William Balfry, associate at law firm DWF and spokesperson for the Forum of Insurance Lawyers (FOIL), says: “Unless Tory MPs side with Labour, which is unlikely, the Bill should progress through parliament without difficulty. It is likely to pass in December 2018 but the practical effects will not be felt immediately as there is a great deal to do in the background. 

“The government has announced that the earliest that the changes can fully come into force is April 2020 as the litigant-in-person platform needs thorough user testing to make sure it is fit for purpose.” 

In the meantime 

Until then companies wishing to curb premium increases can take advantage of greater sophistication in insurer underwriting. 

Steve Browne, head of casualty, commercial motor and motor trade insurance, at AXA Insurance says: “It’s not all doom and gloom because customers can take a lot into their own hands.
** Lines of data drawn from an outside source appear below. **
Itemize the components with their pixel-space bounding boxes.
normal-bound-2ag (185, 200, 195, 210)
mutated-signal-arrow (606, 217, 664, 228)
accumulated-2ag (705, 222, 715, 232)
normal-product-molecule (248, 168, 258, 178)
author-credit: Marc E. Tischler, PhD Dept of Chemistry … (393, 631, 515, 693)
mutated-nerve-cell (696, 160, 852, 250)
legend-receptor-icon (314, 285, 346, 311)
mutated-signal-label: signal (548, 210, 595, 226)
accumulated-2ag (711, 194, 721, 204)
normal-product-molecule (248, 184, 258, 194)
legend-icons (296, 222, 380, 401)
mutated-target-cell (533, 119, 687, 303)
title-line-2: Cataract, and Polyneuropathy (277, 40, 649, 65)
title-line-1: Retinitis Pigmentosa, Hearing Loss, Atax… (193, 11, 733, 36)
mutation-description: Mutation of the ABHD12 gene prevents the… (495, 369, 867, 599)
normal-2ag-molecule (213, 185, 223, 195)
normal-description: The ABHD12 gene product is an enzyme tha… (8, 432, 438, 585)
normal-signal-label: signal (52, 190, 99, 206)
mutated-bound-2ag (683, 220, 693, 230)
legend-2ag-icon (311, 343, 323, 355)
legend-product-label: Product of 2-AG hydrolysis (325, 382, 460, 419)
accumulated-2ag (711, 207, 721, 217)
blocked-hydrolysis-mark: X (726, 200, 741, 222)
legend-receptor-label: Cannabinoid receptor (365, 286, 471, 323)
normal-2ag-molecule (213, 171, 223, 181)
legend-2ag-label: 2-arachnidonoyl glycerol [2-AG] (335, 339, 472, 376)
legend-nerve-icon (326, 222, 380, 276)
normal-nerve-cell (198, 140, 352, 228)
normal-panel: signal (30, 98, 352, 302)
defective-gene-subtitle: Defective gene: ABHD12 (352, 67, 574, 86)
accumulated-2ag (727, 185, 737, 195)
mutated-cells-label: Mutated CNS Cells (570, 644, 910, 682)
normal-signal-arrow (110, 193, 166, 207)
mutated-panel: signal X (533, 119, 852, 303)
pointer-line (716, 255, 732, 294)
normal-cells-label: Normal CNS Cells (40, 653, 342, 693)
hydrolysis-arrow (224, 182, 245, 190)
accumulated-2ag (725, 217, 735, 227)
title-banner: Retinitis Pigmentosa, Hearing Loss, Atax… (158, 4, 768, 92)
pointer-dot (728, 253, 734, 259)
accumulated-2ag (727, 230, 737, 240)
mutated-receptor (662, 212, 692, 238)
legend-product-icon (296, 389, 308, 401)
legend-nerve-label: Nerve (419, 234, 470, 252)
There’s plenty of technology around cameras and telematics that fleet managers can use to prove drivers are not at fault in accidents, and we are offering incentives for these to be employed. 

“Fleet managers can also do a lot to improve driver standards and check that tyres are in good working condition. We have seen customers who have had substantial rate increases now enjoying significant reductions due to changes they made.” 

PASS NOTES

What are the problems with fleet and haulage?

This market’s problems were laid bare when ERS pulled out of general fleet haulage and fleet courier business last year. The motor broker-only insurer said claims inflation was running at around 5% annually and not enough rate was coming through. That was before Ogden. ERS continued in haulage, but only on specialised risks. Other insurers are suffering too and have started to raise prices.

 What does it mean for brokers?

Brokers face a fight to find competitive prices in this market. Capacity is exiting from some top tier insurers, leaving MGAs to fill the void. Although the latter are good at service and helping with specialists risks, they can’t hold wide books of different classes that a broker might want in one place – which the likes of Aviva, Allianz and AXA can. 

 What is the future for this segment?

Technology has the potential to reduce claims. Telematics is excellent at monitoring staff driving behaviour, reducing the chances of a crash. Markerstudy’s VisionTrack business, which installs hi-tech equipment in commercial vehicles, has been a big success. The equipment can even monitor when a driver is not paying attention or dozing off.

 What about driverless trucks?

That’s a long way off. The technology is getting closer to producing fully driverless vehicles, but the legislation and road infrastructure is some way behind. A study by Intel predicts the driverless car market will be worth $7trillion, but not until 2050. Driverless cars should start having significant impact by the 2030s.